PKOS de her zaman ameliyat yapmayız. Ama bazı durumlar var ki; hastayı tedavi etmemize rağmen yumurtlama olmaz, hormon dengesi düzensizdir. Yani her şeye rağmen düzelmez. Eğer hastanın kısırlık problemi ve çocuk beklentisi varsa, yumurtlama ilaçlarına rağmen de hamile kalamıyorsa o zaman iki seçenek var; ya tüp bebek tedavisine alırız ya da ameliyat ederiz. Ameliyat için karından laporoskopi dediğimiz bir aletle gireriz. Kapalı ameliyatla her yumurtalığa lazerle 5-6 küçük delik açarız. Yumurtalıktaki erkeklik hormonu dediğimiz androjen hormonunu salgılayan kısmı azaltırız ve yumurtalık üzerindeki baskılayıcı etkisini ortadan kaldırırız.

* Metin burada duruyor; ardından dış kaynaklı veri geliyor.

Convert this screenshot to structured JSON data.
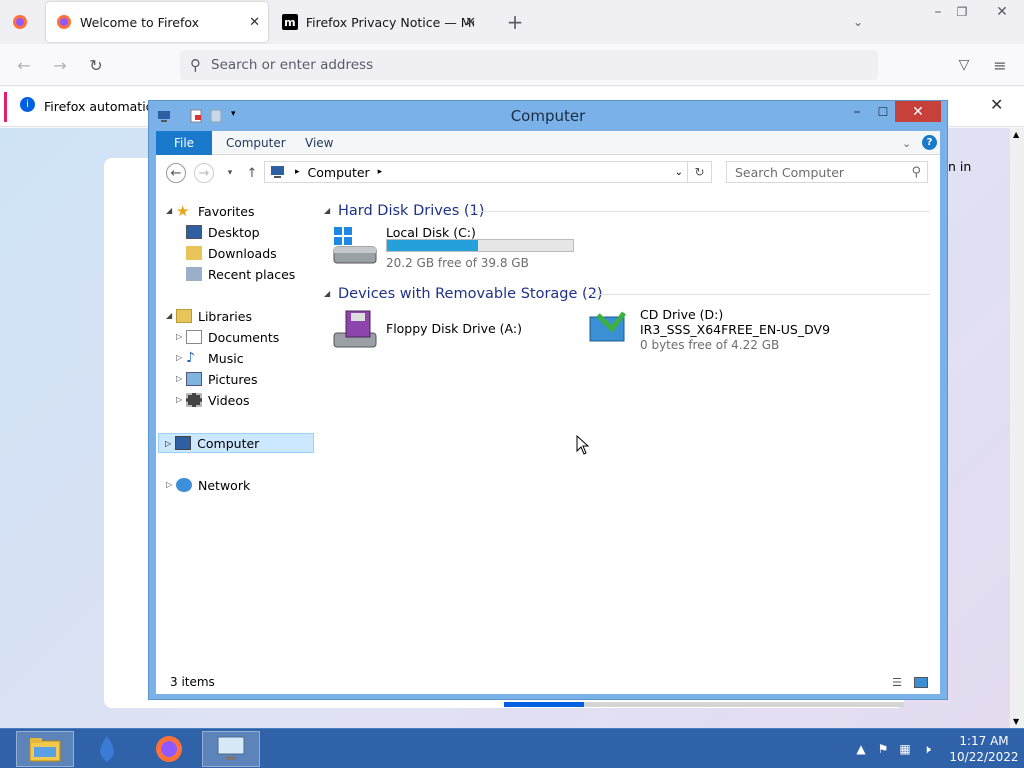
{
  "browser": {
    "tabs": [
      {
        "title": "Welcome to Firefox"
      },
      {
        "title": "Firefox Privacy Notice — Mozilla"
      }
    ],
    "url_placeholder": "Search or enter address",
    "notification": "Firefox automaticall",
    "partial_text": "n in",
    "progress": 0.2
  },
  "explorer": {
    "title": "Computer",
    "ribbon_tabs": [
      "File",
      "Computer",
      "View"
    ],
    "address": "Computer",
    "search_placeholder": "Search Computer",
    "nav": {
      "favorites": "Favorites",
      "desktop": "Desktop",
      "downloads": "Downloads",
      "recent": "Recent places",
      "libraries": "Libraries",
      "documents": "Documents",
      "music": "Music",
      "pictures": "Pictures",
      "videos": "Videos",
      "computer": "Computer",
      "network": "Network"
    },
    "groups": {
      "hdd": "Hard Disk Drives (1)",
      "removable": "Devices with Removable Storage (2)"
    },
    "drives": {
      "c": {
        "name": "Local Disk (C:)",
        "free": "20.2 GB free of 39.8 GB",
        "used_fraction": 0.49
      },
      "a": {
        "name": "Floppy Disk Drive (A:)"
      },
      "d": {
        "name": "CD Drive (D:)",
        "label": "IR3_SSS_X64FREE_EN-US_DV9",
        "free": "0 bytes free of 4.22 GB"
      }
    },
    "status": "3 items"
  },
  "taskbar": {
    "time": "1:17 AM",
    "date": "10/22/2022"
  }
}
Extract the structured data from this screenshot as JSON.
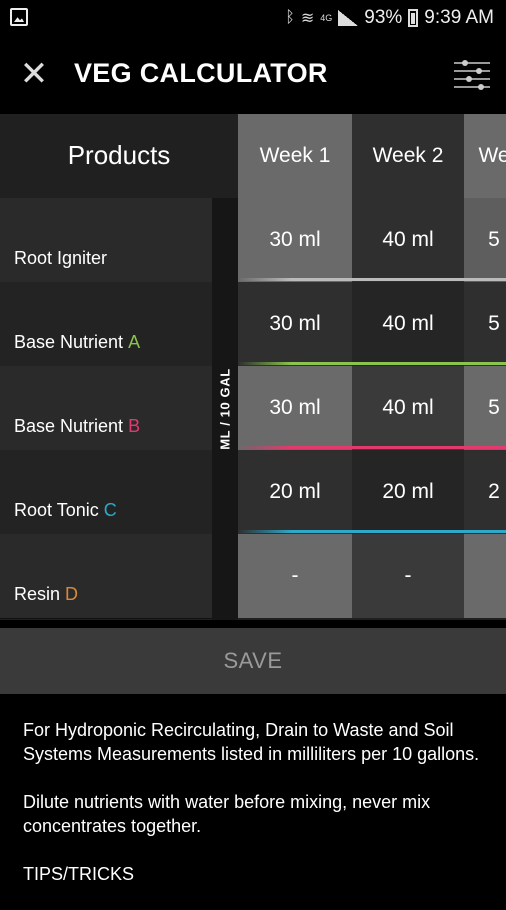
{
  "status_bar": {
    "battery": "93%",
    "time": "9:39 AM",
    "network": "4G",
    "icons": [
      "image-icon",
      "bluetooth-icon",
      "wifi-icon",
      "signal-icon",
      "battery-icon"
    ]
  },
  "app_bar": {
    "title": "VEG CALCULATOR",
    "close_icon": "close-icon",
    "filter_icon": "filter-icon"
  },
  "table": {
    "products_header": "Products",
    "unit_label": "ML / 10 GAL",
    "weeks": [
      "Week 1",
      "Week 2",
      "We"
    ],
    "products": [
      {
        "name": "Root Igniter",
        "letter": "",
        "accent": "#bbbbbb"
      },
      {
        "name": "Base Nutrient",
        "letter": "A",
        "accent": "#8ac44c"
      },
      {
        "name": "Base Nutrient",
        "letter": "B",
        "accent": "#e23a6e"
      },
      {
        "name": "Root Tonic",
        "letter": "C",
        "accent": "#2fa9c9"
      },
      {
        "name": "Resin",
        "letter": "D",
        "accent": "#d88a3c"
      }
    ],
    "values": [
      [
        "30 ml",
        "40 ml",
        "5"
      ],
      [
        "30 ml",
        "40 ml",
        "5"
      ],
      [
        "30 ml",
        "40 ml",
        "5"
      ],
      [
        "20 ml",
        "20 ml",
        "2"
      ],
      [
        "-",
        "-",
        ""
      ]
    ]
  },
  "save_label": "SAVE",
  "info": {
    "p1": "For Hydroponic Recirculating, Drain to Waste and Soil Systems Measurements listed in milliliters per 10 gallons.",
    "p2": "Dilute nutrients with water before mixing, never mix concentrates together.",
    "p3": "TIPS/TRICKS"
  }
}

*PKOS un Gebe Kadında Olumsuz Etkileri Var mı?

PKOS lu kadınların %30 ila 50 si kendiliğinden hamile kalır. Bu kadınlar gebelik süresinde PKOS nin olumsuz etkileriyle karşılaşabilirler. Çünkü bu tür hastaların şeker metabolizması bozuktur. Böyle olunca da hamilelik sırasında aşırı kilo artışı olabilir, gebelikte şeker hastalığı gelişebilir, vücutta şişlikler görülebilir, gebeliğin 6. ayından itibaren tansiyon yükselmesi ve gebelik zehirlenmeleri gelişebilir. O yüzden bu hastalar özellikle gebelik döneminde iyi bir şekilde takip edilmeli ve tedavileri de ona göre düzenlenmelidir. PKOS u bulunan ve hamile kalan kadınlar gebelik döneminde özellikle yemeklerinde unlu ve hamurlu yiyeceklerden kesinlikle uzak durmalı, egzersiz yapmalı ve lifli gıdalar tüketmeye özen göstermelidir.



PKOS lu kadınlar çocuk sahibi olsalar bile ben bu hastalıktan kurtuldum dememeliler, yaşam boyu sağlıklarına dikkat etmelidirler. Kalp, tansiyon, şeker hastalığı ve meme ile rahim kanseri riski açısından düzenli olarak kontrollerini yaptırmaları gerekir. Diyetlerine dikkat etmeli, düzenli olarak egzersiz yapıp hareketli olmaya özen göstermelidirler. PKOS nin tedavisi vardır ama ihmal edilmemelidir. Gecikme olduğunda sorun daha çok artar.